L'intervention de Sylvio Berlusconi, le président du Conseil italien, qui s'était engagé durant la campagne électorale à trouver une solution, a permis de débloquer la situation. L'urgence était de mise. La compagnie, qui perd 3 millions d'euros par jour, était menacée de faillite. Et l'appel lancé par le commissaire extraordinaire nommé pour gérer Alitalia afin de trouver un nouveau repreneur était resté lettre morte. Le plan de relance mis en place par la banque Intesa Sanpaolo prévoit par ailleurs un partenariat avec une compagnie étrangère.
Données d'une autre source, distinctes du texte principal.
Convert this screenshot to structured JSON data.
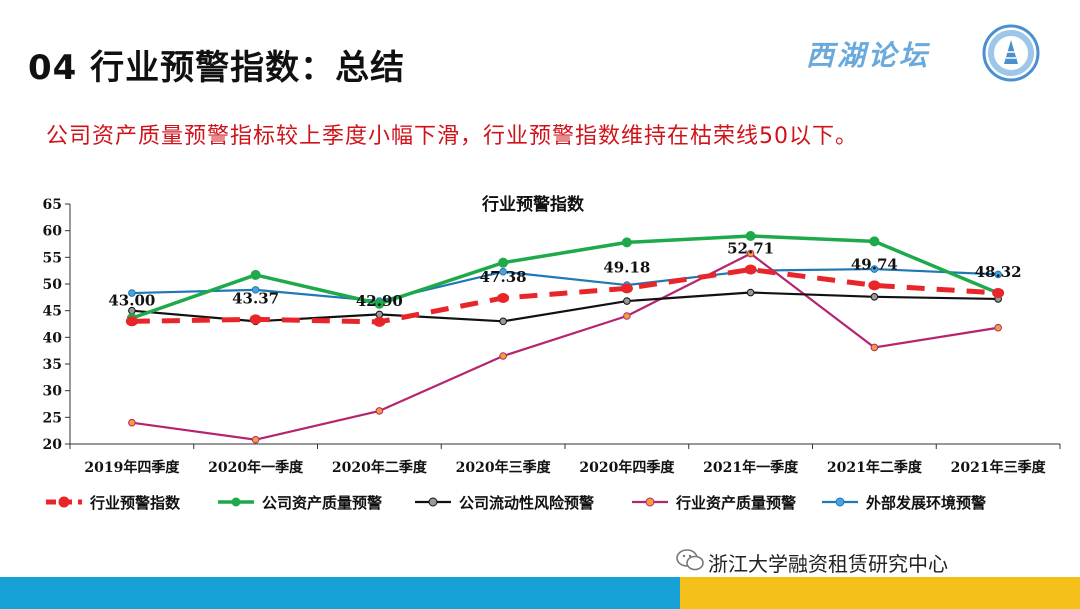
{
  "header": {
    "title": "04 行业预警指数：总结",
    "brand": "西湖论坛",
    "subtitle": "公司资产质量预警指标较上季度小幅下滑，行业预警指数维持在枯荣线50以下。"
  },
  "footer": {
    "source": "浙江大学融资租赁研究中心"
  },
  "colors": {
    "accent_red": "#d0131b",
    "footer_blue": "#15a0d6",
    "footer_yellow": "#f6c01b"
  },
  "chart_data": {
    "type": "line",
    "title": "行业预警指数",
    "xlabel": "",
    "ylabel": "",
    "ylim": [
      20,
      65
    ],
    "yticks": [
      20,
      25,
      30,
      35,
      40,
      45,
      50,
      55,
      60,
      65
    ],
    "grid": false,
    "legend_position": "bottom",
    "categories": [
      "2019年四季度",
      "2020年一季度",
      "2020年二季度",
      "2020年三季度",
      "2020年四季度",
      "2021年一季度",
      "2021年二季度",
      "2021年三季度"
    ],
    "series": [
      {
        "name": "行业预警指数",
        "color": "#e8262a",
        "style": "dashed",
        "values": [
          43.0,
          43.37,
          42.9,
          47.38,
          49.18,
          52.71,
          49.74,
          48.32
        ],
        "labels": [
          "43.00",
          "43.37",
          "42.90",
          "47.38",
          "49.18",
          "52.71",
          "49.74",
          "48.32"
        ]
      },
      {
        "name": "公司资产质量预警",
        "color": "#1eaa4a",
        "style": "solid",
        "values": [
          43.6,
          51.7,
          46.3,
          54.0,
          57.8,
          59.0,
          58.0,
          48.3
        ]
      },
      {
        "name": "公司流动性风险预警",
        "color": "#111111",
        "style": "solid",
        "values": [
          45.0,
          43.0,
          44.3,
          43.0,
          46.8,
          48.4,
          47.6,
          47.2
        ]
      },
      {
        "name": "行业资产质量预警",
        "color": "#b5246f",
        "style": "solid",
        "values": [
          24.0,
          20.8,
          26.2,
          36.5,
          44.0,
          55.7,
          38.1,
          41.8
        ]
      },
      {
        "name": "外部发展环境预警",
        "color": "#1f77b4",
        "style": "solid",
        "values": [
          48.3,
          48.9,
          46.8,
          52.3,
          49.8,
          52.5,
          52.8,
          51.8
        ]
      }
    ]
  }
}
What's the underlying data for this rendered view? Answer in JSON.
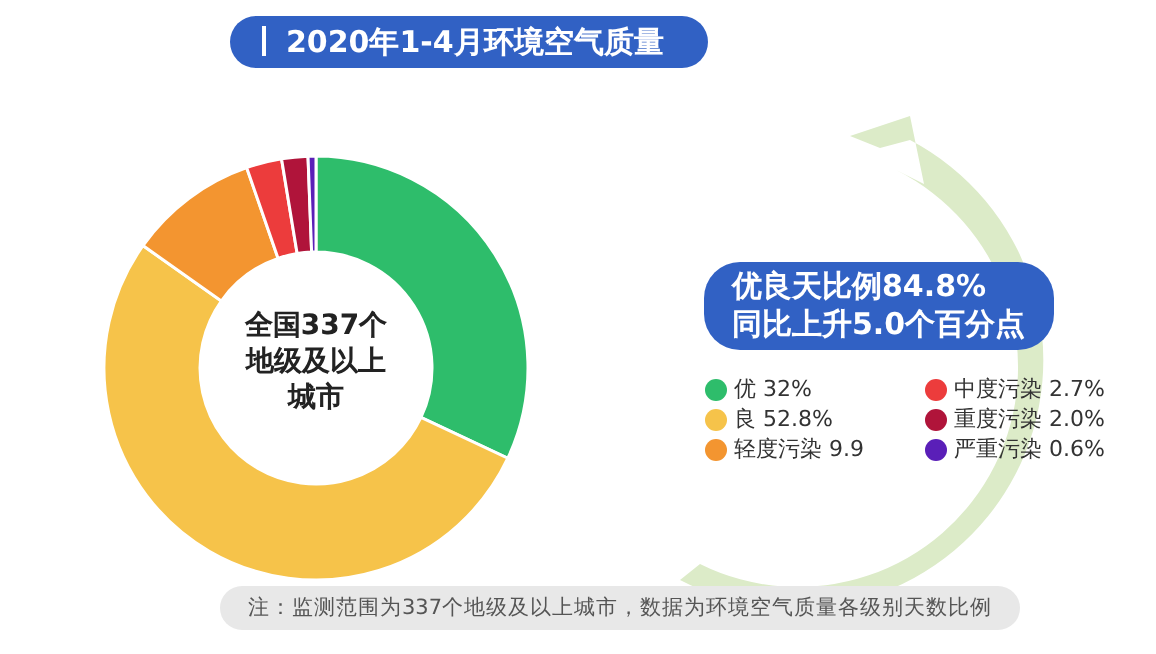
{
  "chart_data": {
    "type": "donut",
    "title": "2020年1-4月环境空气质量",
    "categories": [
      "优",
      "良",
      "轻度污染",
      "中度污染",
      "重度污染",
      "严重污染"
    ],
    "values": [
      32,
      52.8,
      9.9,
      2.7,
      2.0,
      0.6
    ],
    "value_labels": [
      "32%",
      "52.8%",
      "9.9",
      "2.7%",
      "2.0%",
      "0.6%"
    ],
    "colors": [
      "#2ebd6b",
      "#f6c34a",
      "#f39530",
      "#ec3c3c",
      "#b0143a",
      "#5a1fb8"
    ],
    "legend": "right",
    "annotations": [
      "全国337个地级及以上城市",
      "优良天比例84.8%",
      "同比上升5.0个百分点",
      "注：监测范围为337个地级及以上城市，数据为环境空气质量各级别天数比例"
    ]
  }
}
Air France-KLM pourrait ainsi prendre entre 10% et 20% du capital de la nouvelle société, mais l'allemand Lufthansa et le britannique British Airways seraient également intéressés.

BUDGET FRANCAIS SOUS CONTRAINTE POUR 2009

Le gouvernement a présenté vendredi le premier projet de loi de finance (PLF) à s'inscrire dans une perspective pluriannuelle (2009-2011). Compte tenu de la crise fianncière et du ralentissement économique actuel, il a été établi sur une prévision de croissance de 1 à 1,5% du PIB en 2009, mais les estimations se basent plutôt sur le bas de cette fourchette et l'élasticité des revenus a été estimée à 0,8%. Bercy table sur un déficit de 2,7% du PIB en 2008, comme en 2009.

Les comptes de l'Etat devraient terminer l'année sur un déficit de 49,4 milliards d'euros, un chiffre supérieur aux 41,7 milliards annoncés précédemment. D'après le ministère de l'Economie, ce résultat s'explique par une moins-value de 5 milliards d'euros sur les recettes fiscales et une augmentation des charges de la dette de 4 milliards d'euros en raison de la remontée des taux d'intérêt. L'an prochain, le chiffre du déficit avancé par le gouvernement est de 52,1 milliards.

Mais Bercy précise que "la dégradation apparente du déficit 2009 est liée à deux mesures destinées à régulariser le financement d'entités publiques déficitaires. Il s'agit de la dette du fonds de financement des protections sociales agricoles (Fipsa) et de la rebudgétisation de l'agence financière des infrastructures de transports (Afit). Sans ces deux opérations, le déficit 2009 devrait atteindre 49,2 milliards d'euros selon les calculs de Bercy, soit légèrement inférieur à celui de 2008.

Le gouvernement explique qu'il compte arriver à cette amélioration malgré la conjoncture économique délicate, en resserrant les dépenses de l'Etat. La masse salariale de l'Etat va connaître une nette cure d'amaigrissement avec le non remplacement d'un fonctionnaire sur deux, soit 30.627 emplois, "un chiffre sans précédent", selon les déclarations de Nicolas Sarkozy hier à Toulon. Les collectivités territoriales vont devoir elles aussi se serrer la ceinture. Leurs dotations ne seront revalorisées qu'au rythme de l'inflation et le président de la République a clairement estimé que "le moment est venu de se poser la question des échelons de collectivités locales", dont la multiplication est "une source d'inefficacité et de dépenses supplémentaires".